Inside is a different story. The Cascada has only been on sale in Europe for about three years, but its center stack suggests otherwise. Loaded with buttons—we counted more than 45—it looks at least a decade old.
What’s there isn’t easy to sort through, either, since the buttons are placed in a pad-like array. There’s an entire button allocated to changing the clock, something the Cascada does automatically thanks to its standard navigation system.
Buick’s newer interiors have moved away from this button-heavy design, which the Cascada shares with, say, the first generation of the reborn Regal that arrived back in 2010. A refreshed Regal with a more up-to-date interior popped up about the time the Opel Cascada hit the market, so the Cascada’s array seems especially out of place.
That said, the specification level is high. Just two models are on offer, base and Premium, both of which include heated leather seats, navigation, a backup camera, HID headlamps, and remote start. Opting for the Premium brings some additional safety equipment (forward collision alert, lane departure warning, and rain-sensing wipers) and an air deflector for $3,000. Buick seems to assume that most buyers will step up to the $36,990 Premium model. The base model is only available in white or blue, while the Premium is offered in four additional hues.
Both use the same aforementioned 1.6-liter engine, which is mated exclusively to a 6-speed automatic gearbox. The engine is smooth and its automatic silky in its responses, but the Cascada’s portliness means it requires a good stab at the skinny pedal to dig into the torque curve in order to access the available power.
Unfortunately, that curb weight and the tendency to be in the boost means that the Cascada’s fuel economy suffers. Its EPA ratings are just 23 mpg combined (20 mpg city, 27 mpg highway).
VW’s Eos is rated at 25 mpg combined with a similarly powerful but larger 2.0-liter engine. In this case, engine room downsizing doesn’t yield an advantage.
Sporty or not, here it comes
Yes, the Cascada may hail from the land of sports cars, but Buick has no illusions that this droptop will be carving corners any time soon. Even with its 20-inch alloy wheels and surprisingly bolstered front seats, the Cascada makes no effort to go about things in a manner more aggressive than simply confident and accurate.
Its steering is fairly light but not especially quick, transmitting little of the pavement into the driver’s wheels. So too its suspension, which rides firmly but not punishingly. Body lean into what few corners we found on our route between Key West and Miami is more pronounced than the 20s would suggest.

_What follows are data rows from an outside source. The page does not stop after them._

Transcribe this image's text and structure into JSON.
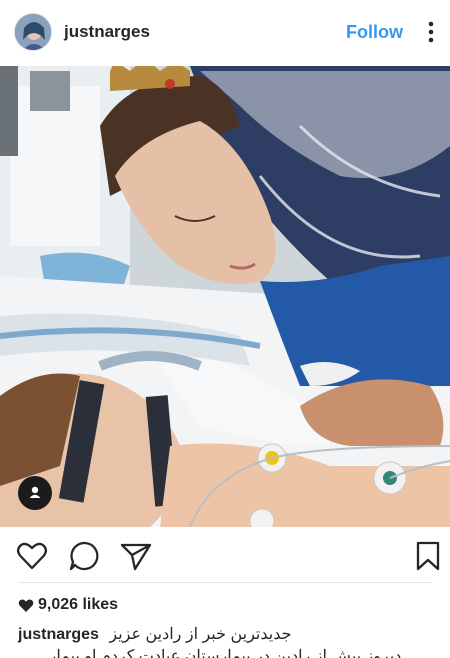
{
  "header": {
    "username": "justnarges",
    "follow_label": "Follow",
    "more_icon": "more-vertical-icon"
  },
  "photo": {
    "tag_icon": "user-tag-icon"
  },
  "actions": {
    "like_icon": "heart-icon",
    "comment_icon": "comment-icon",
    "share_icon": "send-icon",
    "save_icon": "bookmark-icon"
  },
  "likes": {
    "count_text": "9,026 likes"
  },
  "caption": {
    "username": "justnarges",
    "text": "جدیدترین خبر از رادین عزیز",
    "second_line": "دیروز پیش از رادین در بیمارستان عیادت کردم او بیمار"
  },
  "colors": {
    "accent": "#3897f0",
    "text": "#262626"
  }
}
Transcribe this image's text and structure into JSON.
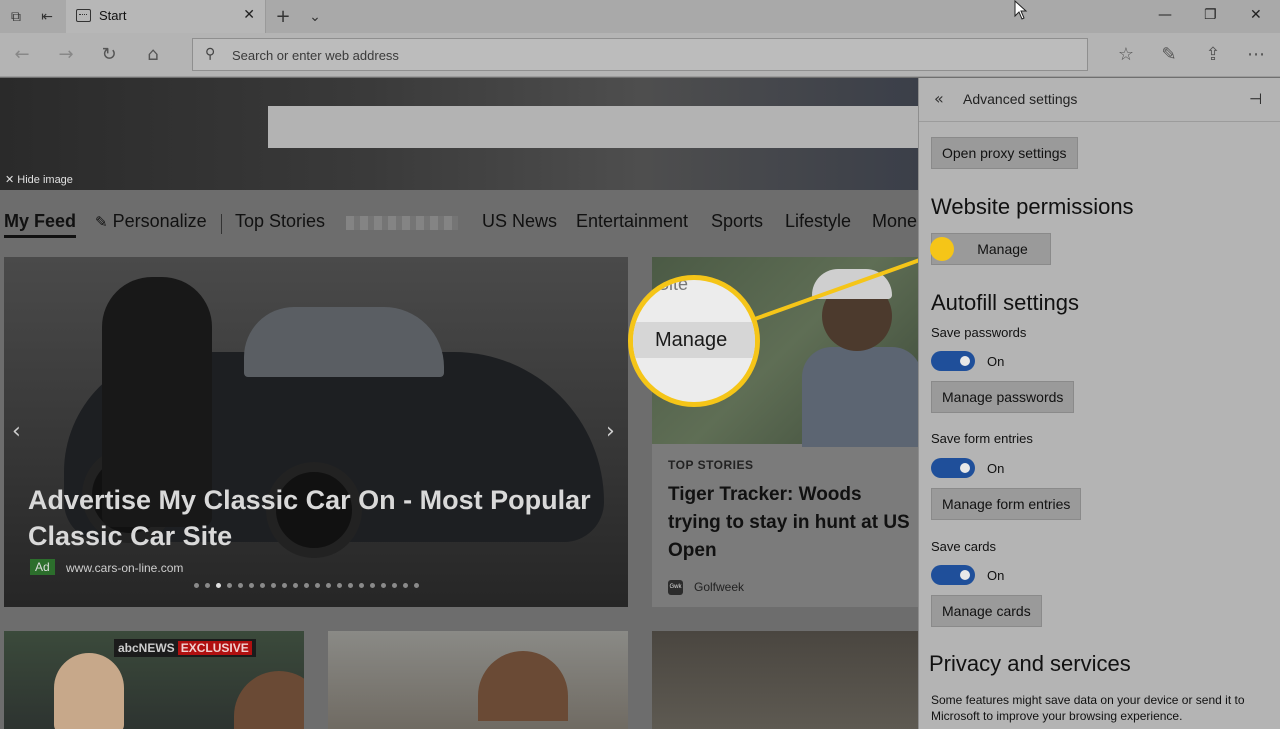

This is a car built for cruising, albeit in a refined manner. With the top down, there is remarkably little wind buffeting and it is possible to hold conversation or listen to the Bose audio system at highway speeds. With the top raised, the Cascada’s interior quietness approaches that of true hardtop levels.
Stylish and polished, the Cascada is an appealing convertible for those who want a simple, top-down experience on the way to the beach.
As a styling statement for Buick, the Cascada succeeds. Just whether that’s what the brand really needs is up for debate.